Он вспомнил прошлое, и это прошлое теперь не давало ему покоя, вырастая в огромную трагедию.
Ему вспоминается детский распределитель, где он пробыл полгода и откуда так бесцеремонно был выслан вместе с парой брюк в Шкиду.
В распределителе собралось тогда много малышей, девчонок и мальчишек, и Янкель – в то время еще не Янкель, а Гришка – был среди них, как Гулливер среди лилипутов. От скуки он лупил мальчишек и дергал за косы девчонок.
Однажды в распределитель привели новенькую. Была она ростом повыше прочей детдомовской мелюзги, черненькая, как жук, с черными маслеными глазами.
– Как звать? – спросил Гришка.
– Тоня.
– А фамилия?
– Маркони, – ответила девочка, – Тоня Маркони.
– А вы кто такая? – продолжал допрос Гришка, нахально оглядывая девчонку. Новенькая, почувствовав враждебность в Гришкином поведении, вспыхнула и так же грубо ответила:
– А тебе какое дело?
Дерзость девчонки задела Гришку.
– А коса у тебя крепкая? – спросил он угрожающе.
– Попробуй!
Гришка протянул руку, думая, что девчонка завизжит и бросится жаловаться.
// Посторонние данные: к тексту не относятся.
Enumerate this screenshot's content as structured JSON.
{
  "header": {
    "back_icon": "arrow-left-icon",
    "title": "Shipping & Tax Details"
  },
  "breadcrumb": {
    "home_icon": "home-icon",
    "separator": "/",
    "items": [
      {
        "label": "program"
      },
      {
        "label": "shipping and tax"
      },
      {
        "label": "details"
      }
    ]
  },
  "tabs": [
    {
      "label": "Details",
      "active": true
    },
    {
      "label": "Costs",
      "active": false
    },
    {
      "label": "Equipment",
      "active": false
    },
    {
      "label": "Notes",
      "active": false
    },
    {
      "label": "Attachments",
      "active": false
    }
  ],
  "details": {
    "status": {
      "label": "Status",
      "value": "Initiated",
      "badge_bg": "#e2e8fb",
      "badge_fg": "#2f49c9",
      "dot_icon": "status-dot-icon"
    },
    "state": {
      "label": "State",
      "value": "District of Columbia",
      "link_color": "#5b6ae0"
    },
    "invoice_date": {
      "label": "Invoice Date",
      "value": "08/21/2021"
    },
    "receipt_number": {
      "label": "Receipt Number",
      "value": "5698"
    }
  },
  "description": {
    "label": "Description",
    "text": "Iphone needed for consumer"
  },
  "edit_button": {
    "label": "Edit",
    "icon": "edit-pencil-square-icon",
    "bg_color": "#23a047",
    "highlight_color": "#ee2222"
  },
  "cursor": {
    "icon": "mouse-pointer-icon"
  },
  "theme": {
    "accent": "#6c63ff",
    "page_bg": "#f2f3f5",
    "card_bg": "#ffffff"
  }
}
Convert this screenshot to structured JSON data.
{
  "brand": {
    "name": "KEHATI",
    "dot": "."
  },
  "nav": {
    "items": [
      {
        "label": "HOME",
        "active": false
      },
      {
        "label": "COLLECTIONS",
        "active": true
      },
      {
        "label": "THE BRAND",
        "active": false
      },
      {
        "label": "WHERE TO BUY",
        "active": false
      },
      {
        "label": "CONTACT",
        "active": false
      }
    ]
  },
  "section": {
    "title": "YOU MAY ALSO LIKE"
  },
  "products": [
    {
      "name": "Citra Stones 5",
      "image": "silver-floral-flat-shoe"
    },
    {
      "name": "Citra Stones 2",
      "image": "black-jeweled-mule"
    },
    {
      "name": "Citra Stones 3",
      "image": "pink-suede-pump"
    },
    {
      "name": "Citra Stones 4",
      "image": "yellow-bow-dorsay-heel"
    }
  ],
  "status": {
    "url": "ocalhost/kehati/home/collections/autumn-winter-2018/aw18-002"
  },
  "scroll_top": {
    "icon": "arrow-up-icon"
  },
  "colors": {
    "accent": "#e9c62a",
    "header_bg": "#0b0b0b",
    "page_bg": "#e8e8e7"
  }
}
Но она не побежала, а молча сжала кулаки, приготовившись защищаться, и эта молчаливая отвага смутила Гришку.
– Руки марать не стоит, – буркнул он и отошел.
Больше он не трогал ее, и хотя особенной злости не испытывал, но заговаривать с ней не хотел.
Тоня первая заговорила с ним.
Как-то раз Гришку назначили пилить дрова. Он пришел в зал подыскать себе помощника и остановился в нерешительности, не зная, кого выбрать. Тоня, стоявшая в стороне, некоторое время глядела то на Гришку, то на пилу, которую он держал в руках, потом, подойдя к нему, негромко спросила:
– Пилить?
– Да, пилить, – угрюмо ответил Гришка.
– Я пойду с тобой, – краснея, сказала Тоня. – Я очень люблю пилить.
Гришка, сморщившись, с сомнением оглядел девочку.
– Ну, хряем, – сказал он недовольно.
Полдня они проработали молча. Тоня не отставала от него, и совсем было незаметно, что она устала. Тогда Гришка подобрел.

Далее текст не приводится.